Beyond the Gates : V/H/S


Le jeu et le je, le vieux et les adieux…  


En surface, un hommage aux VHS de notre jeunesse ; en profondeur, un mélodrame œdipien qui se termine bien. Dans Beyond the Gates (Stewart, 2016), il convient donc de récupérer des clés, comme dans… Fort Boyard, mais on ne finance plus des associations, on sauve des âmes. Gordon & John déménagent le vidéo-club very vintage de leur papounet disparu. Ils s’aiment maladroitement. Le premier possède une petite amie somnambule, le second un copain insultant, misogyne. Entre les deux, un flic dangereux et un commerçant malaisant. En surplomb, en direct, en vidéo, en gros plan, une femme foutrement fatale. « Who’s the babe? » demande l’innocente Margot, prénom peut-être en clin d’œil à la regrettée Mademoiselle Kidder, et les spectateurs, tous en chœur, de répondre Barbara Crampton, who else? La muse de Stuart, l’égérie de Gordon, (dés)incarne une Eurydice in extremis sans malice, puisqu’elle délivre la morale remarquable de l’imagerie horrifique, laisser les morts en paix, se soucier davantage des vivants. Après le générique de fin, elle revient, vous regarde droit dans les yeux, « ondes statiques » ou non. La Mort, ultime maîtresse du jeu, nous relance régulièrement, « tous les ans ». Le jeu éternel auquel elle invite, incite, s’appelle la vie, l’existence, bien sûr, le Cronenberg de eXistenZ (1999) ne me démentira pas. Afin de « faire le deuil » de son père dont il partage l’alcoolisme chronique, aggravé par la perte de la mère au cours d’un accident de voiture, par son propre départ, sa distance loin de la triste enfance, Gordon doit, littéralement, le tuer, en bonne logique freudienne, fulcienne, car Beyond the Gates, ouvrage d’héritage au carré, se place sous pareille tutelle paternelle par procuration, s’assortit d’une sorte de cimetière surréaliste au sous-sol, d’un portail infernal, franchis par les trois misfits d’une Amérique autarcique.

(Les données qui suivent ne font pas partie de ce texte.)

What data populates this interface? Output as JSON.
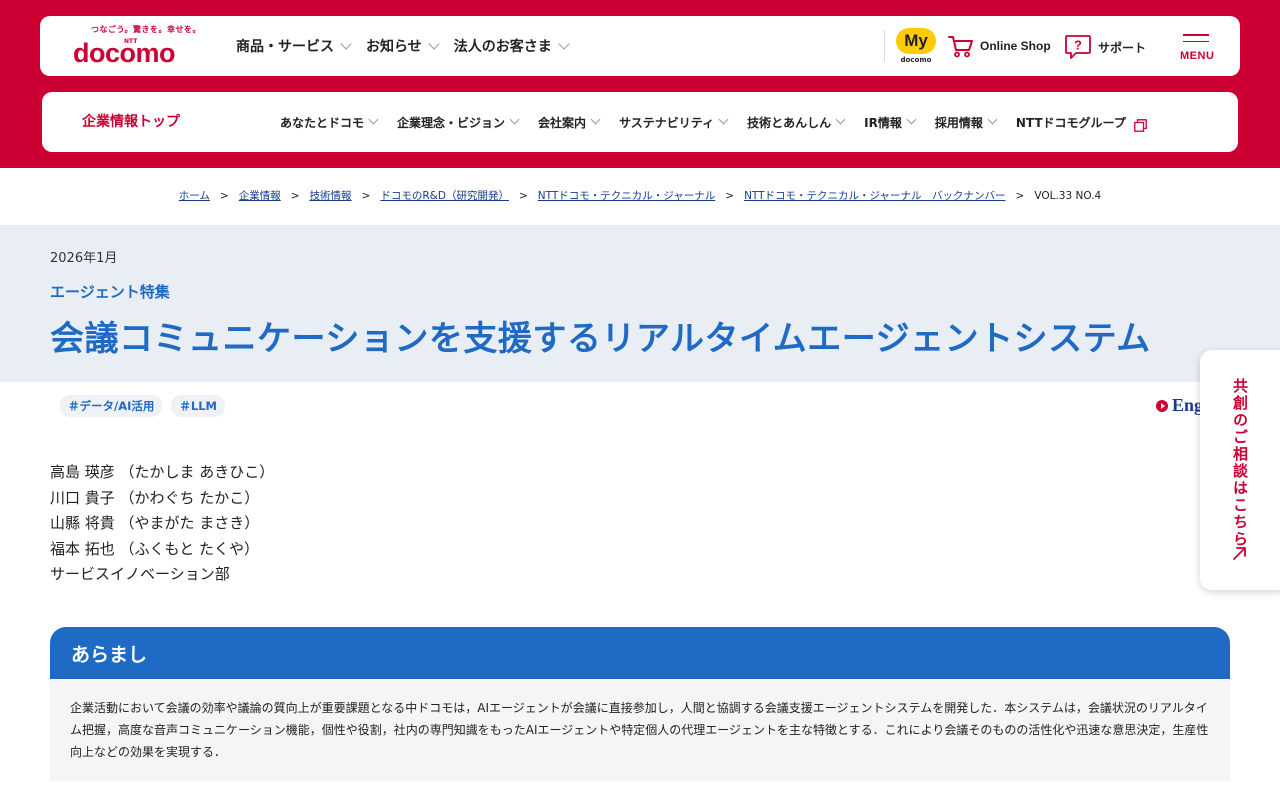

Ainsi, nulle surprise si Stewart utilise à deux reprises un titre addictif de Salvia, à effaroucher le Frizzi de Fulci. Quant à la mélancolie de l’entreprise paupérisée, un peu impersonnelle, assez sympathique et curieusement émouvante, la partition à l’unisson de Golczewski sait la saisir, la donner à entendre. Co-produit par la cara Barbara, co-écrit par le Scarlata de Jodorowsky’s Dune (Pavich, 2013), éclairé ad hoc par Sowell, réalisé par un ancien assistant du réalisateur de Re-Animator (1985), l’essai séduit par sa sincérité, sa lucidité, sa texture adulte, en dépit de ses limites de budget ou d’idées. En dehors de ses quatre décors, de son maigre dynamisme, quelque chose vit ici, pas seulement un tandem d’effets écarlates, pas uniquement des créatures ressuscitées, damnées. Beyond the Gates comporte en outre une allusion de surnom, voire de vêtement, à Taxi Driver (Scorsese, 1976), une poupée vaudou reloue, une dormeuse/rôdeuse devant le seuil, salut à Lovecraft, blonde médium aux yeux bigleux, retour à L’Au-delà (Fulci, 1981), voilà, une dague dérobée, un torse à soigner, une maison à vendre et une boucle bouclée de nouveau client, évidemment, caméo de Bruckner, l’un des signataires de l’anthologie servant de sous-titre à cet article (V/H/S, 2012). Contrairement au métrage, la partie ne saurait cesser, elle se déroule au quotidien, inquiet ou serein. Durant les credits, Stewart, fils reconnaissant, cinéaste débutant, remercie ses parents. On peut le remercier à notre tour, pas par nostalgie, par régression, plutôt pour avoir su, presque à son insu, sonder avec justesse les démons et les merveilles de la fraternité, de la famille, du trop tard et du clair départ.